İddianamede, toplantıların yapıldığı Kongre Vadisi’nin gösteri yürüyüşlerine yasaklandığı, basın açıklamasına katılan şahısların üzerinde maske, sapan, demir çubuk, cam ve metal bilye, taş, sopa gibi yasaklanmış silah araç ve gereçlerin bulunduğu, tüm ikazlara rağmen dağılmadıkları öne sürüldü. Kolluk güçlerinin yetki dahilinde yaptıkları müdahalenin ardından ara cadde ve sokaklara kaçışan grupların, polislere direndikleri iddia edildi.

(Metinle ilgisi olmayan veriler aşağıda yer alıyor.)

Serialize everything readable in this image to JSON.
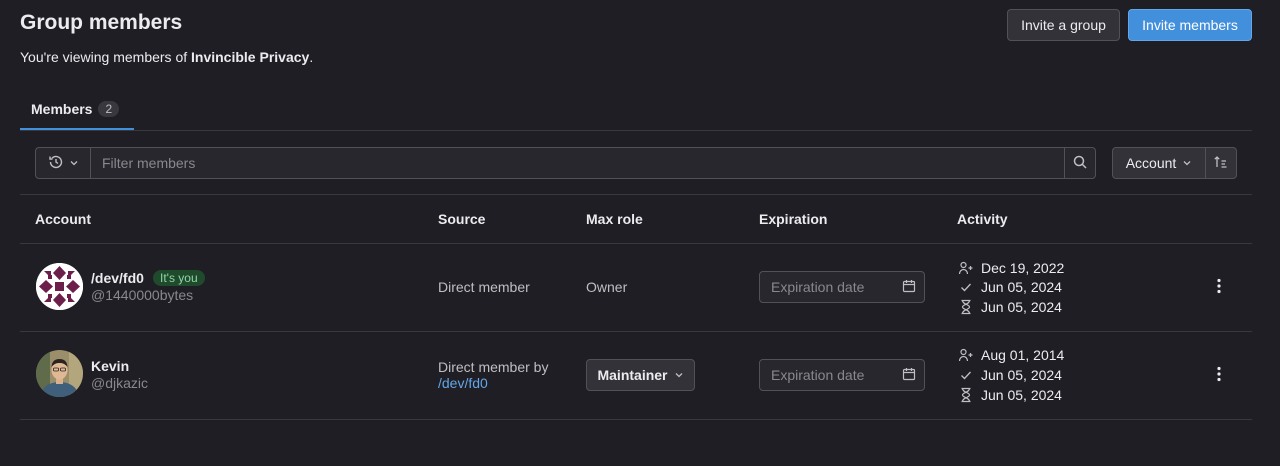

'SLOGAN ATMAYA DAHİ ZAMAN BULAMADIK'
İstanbul 35. Asliye Ceza Mahkemesi’nde savunma yapan sanıklardan biri “Basın toplantısı günler öncesinden halka duyuruldu. IMF toplantılarına karşı basın açıklaması yapılacaktı. Toplantıya katıldım. Kanuna aykırı bir şey olmadığını düşünüyorum. İddianamede bahsi geçtiği gibi slogan atmadım. Atılan sloganlar yasa dışı değildi. Bazılarımız slogan atmaya dahi zaman bulamadan şiddet uygulanarak gözaltına alındık. Müdahale öncesi de uyarılmadık” dedi.
'EYLEMDEN HABERİMİZ YOKTU'
Sanıklardan Eren Can ise “Evden çıkıp arkadaşlarımla Taksim’e doğru yürüyordum. Metroya binecekken polis bizi durdurdu. Üzerimizi aradı. Yürümeye devam ettik. Başka bir polis grubu yine durdurdu ve üçümüzü de gözaltına alındı. Eylemden haberimiz yoktu” diye konuştu.
Tutanaklara imza atan polis memurları da mahkemede tanık olarak dinledi. Memurlardan birinin ifadesi şöyle:
“Kimin üzerinden ne çıktı şu an bilmiyorum. Okumuz olduğunuz yakalama ve geçici el koyma tutanağındaki imza bana aittir. Olayı tam hatırlamıyorum ancak (tutanak) içeriği doğrudur.”
Tutanağın altındaki imzanın kendine ait olmadığını söyleyen bir memur da “Ben o sırada Beyoğlu bölgesinde görevliydim. Olaylarla ilgili bilgim ve görgüm yoktur” dedi.
MAHKEME: GÖSTERİ YÜRÜYÜŞÜ DÜŞÜNCE VE KANAAT AÇIKLAMA YÖNTEMİDİR
“Çünkü toplantı ve gösteri yürüyüşü hakkının kullanılması, barışçıl amaçlarla yapıldığı, silahsız ve saldırısız olduğu, kendi içerisinde başka bir suçu oluşturmadığı, hukuken korunabilecek sınırda kaldığı sürece düşünce ve kanaat açıklama yöntemidir."